Ele acredita que é possível consumir carne de bichos que tenham tido uma boa vida, saudável, comendo grama, grãos, pastando. Ao morrerem, servem para alimentar algumas pessoas que vão apreciar esta carne com respeito, fazendo contato com aquilo que estão consumindo. Para isso, porém, ele admite que é preciso que a classe mais abastada se permita gastar mais com comida, dando força aos pequenos produtores que trabalham duro para fazer a coisa certa.

“A verdade é que podemos gastar mais em comida. Costumávamos gastar mais com comida antigamente. Podemos apoiar sistemas agrícolas melhores, agricultura mais sustentável, melhor bem-estar animal – mas a maioria de nós simplesmente não escolhe fazer isto. Talvez seja porque, por muito tempo, os fazendeiros disseram “Não se preocupe” e “Não olhe”. Não percebemos, por isso, as escolhas que poderíamos fazer para ajudar a tornar o mundo um lugar melhor”, escreve ele.

Faz sentido. À medida que foi se tornando mais fácil adquirir comida industrializada, a grande demanda, também causada pelo aumento da população, sem dúvida, foi nos afastando da produção e barateando o preço dos produtos consumidos massivamente. É raro se ter tempo para pensar em como foi tratado o boi que é vendido aos pedaços em belas embalagens que ficam expostas em gôndolas estrategicamente bem iluminadas nos grandes supermercados.

Vejam que não há denúncia. É, apenas, uma constatação.

A sugestão de Evans é: “Se você quer que os agricultores façam de forma diferente, então passe a exigir isto. E pague um pouco a mais por isto”.

Tudo tem seu preço

Ele dá um exemplo interessante: num tempo que nem é tão longínquo assim, não imaginávamos pagar por acesso ao telefone e à internet. No entanto, hoje damos uma parte do nosso orçamento doméstico para estes serviços sem pestanejar, porque precisamos disso.

“Se quisermos melhores resultados em termos de bem-estar animal, se quisermos uma gestão ambiental mais sustentável, se quisermos carne de animais que tenham sido capazes de viver de forma mais saudável, teremos que pagar por isso também”, diz ele.

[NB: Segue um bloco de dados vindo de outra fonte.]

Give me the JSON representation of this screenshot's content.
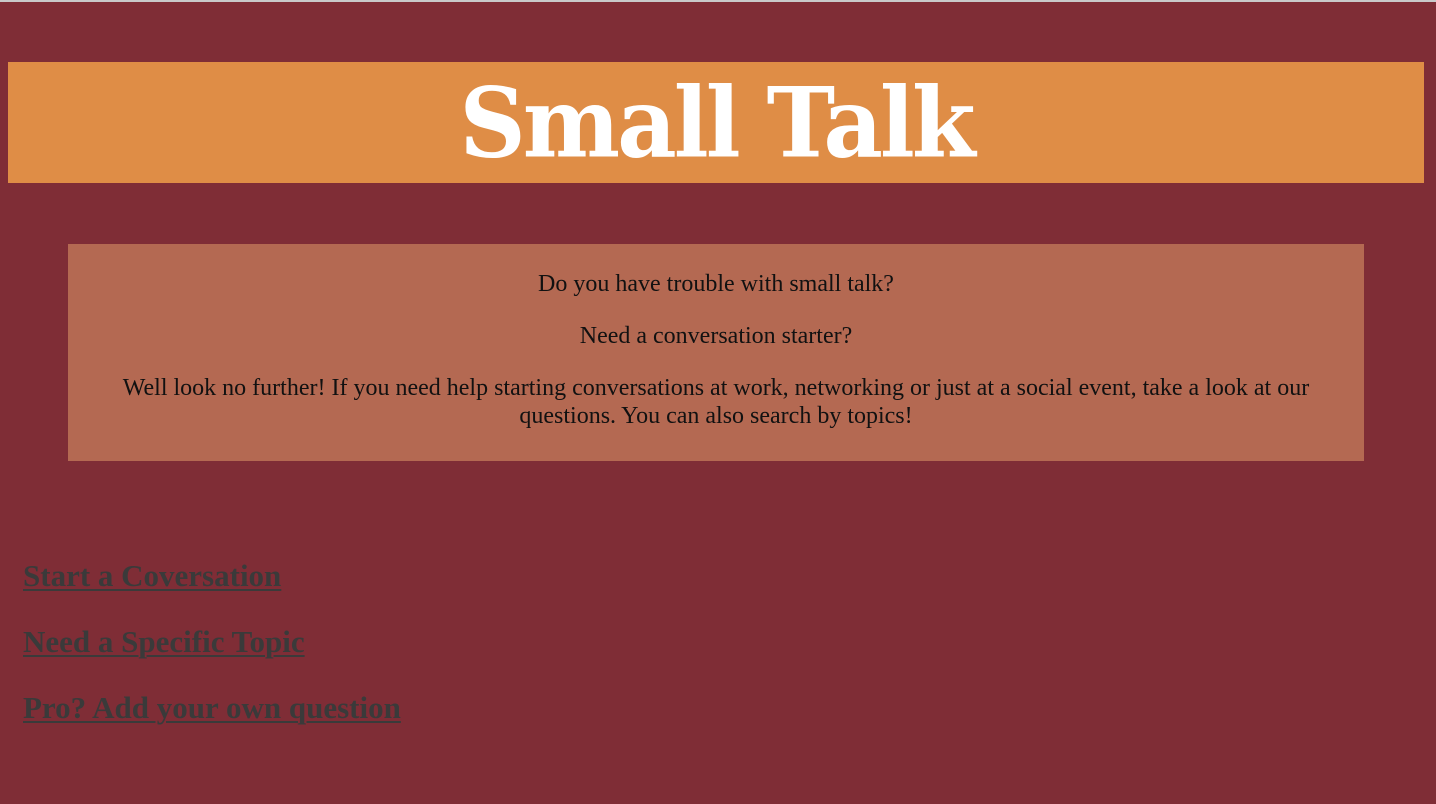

Evans, no entanto, conta que o Reino Unido viveu, nos anos 90, uma experiência neste sentido que decepciona quem sonha com um mundo onde pessoas possam se alimentar melhor e os animais vivam uma vida mais sadia antes de servirem de alimento. Um mundo mais sustentável, portanto.

Na época, por conta de uma campanha massiva de uma organização ambiental, o país decidiu incentivar que se abolissem as gaiolas de porcas. São espaços diminutos, gaiolas de arame em que algumas indústrias mantêm as porcas durante a vida adulta até o abate. Não podem se movimentar, apenas comer. Têm espaço apenas para se deitar.

Pesquisas foram feitas e mostravam que os britânicos apoiariam o fim dessa barbárie contra os animais. Só que, na hora agá, não deu certo. Veio a crise, a libra britânica aumentou em valor, as importações ficaram mais baratas e, de uma hora para outra, o lucro dos produtores que haviam abolido as gaiolas de porcas foi diminuindo e os cidadãos passaram a consumir carne que vinha de outros países, onde a prática era largamente utilizada. A carne deles era mais barata.

Mudanças nos hábitos

Eis a questão. É mais fácil fechar os olhos à maneira como a carne e outros artigos da indústria de alimentos vêm sendo produzidos, e pagar menos por eles, do que exigir dos produtores uma conduta mais consciente. E mudar um paradigma de consumo, no sentido de eliminar, por exemplo, a necessidade de comer carne todos os dias.

Se baixarmos este consumo, a indústria terá que se adaptar a outro paradigma. Se exigirmos menos agrotóxico, por exemplo, e investirmos mais na compra de alimentos “limpos”, vamos dar chance também aos pequenos produtores. O mais pode ser menos. E vai ter espaço para todos.

Aproveito para lembrar que hoje é segunda-feira e que a campanha “Segunda sem carne”, que nasceu nos Estados Unidos em 2003 e foi encampada pelo Brasil em 2009 pela Sociedade Vegetariana Brasileira, está indo de vento em popa.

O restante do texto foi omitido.